Veteran Wall Repair
The Union County Veterans Wall was the project of former Mayor Mike Williams. It was completed in 2014 and dedicated on Flag Day in 2015.
After a few years, the wall started to crumble and needed repair. There are many causes of these cracks, but the primary one appears to have been pressure buildup behind the wall due to poor drainage. Some of these cracks were quite large, and a few were located behind several of the installed plaques. There were 422 Veterans represented on the wall to be reinstalled. Each Veteran has a personal plaque engraved by Veteran Martin Shafer. Forty-five new plaques are ready and will also be installed once the wall is repaired.
There was a French drain originally in the ground behind the wall, but apparently it had been put in “upside down“, with insufficient rock for proper drainage. The solution involved digging a deeper trench behind the wall and installing a thick moisture barrier.

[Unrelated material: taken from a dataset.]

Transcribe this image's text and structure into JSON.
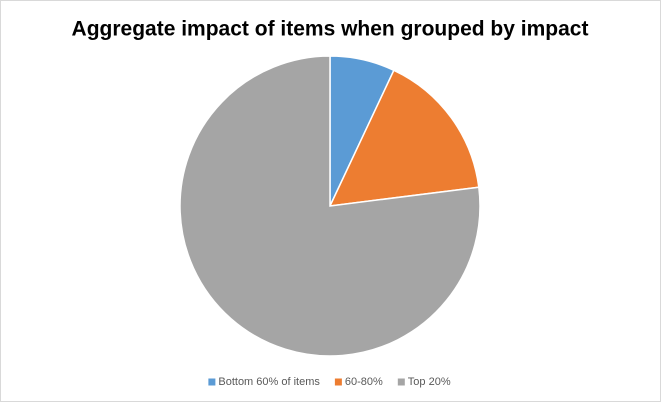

Stacy George and his crew from George Brothers Excavation were hard at work in the mud on one of our days where it rained really hard, stopped for a while, drizzled for a while, and then poured again. When the skies opened and the rain pounded down, the crew climbed into their trucks and waited. Once the rain let up, they were back at work, wallowing in the mud again, constructing the foundation drain. Soon, all 467 individual plaques will be reinstalled on the crack-free Union County Veterans Wall. As a bonus, once all the plaques are installed, an index system will be available to help locate a specific Veterans’ plaque.
The Union County American Legion New Liberty Post 212 is very grateful to Mayor Bailey for allocating the funding to repair this wall.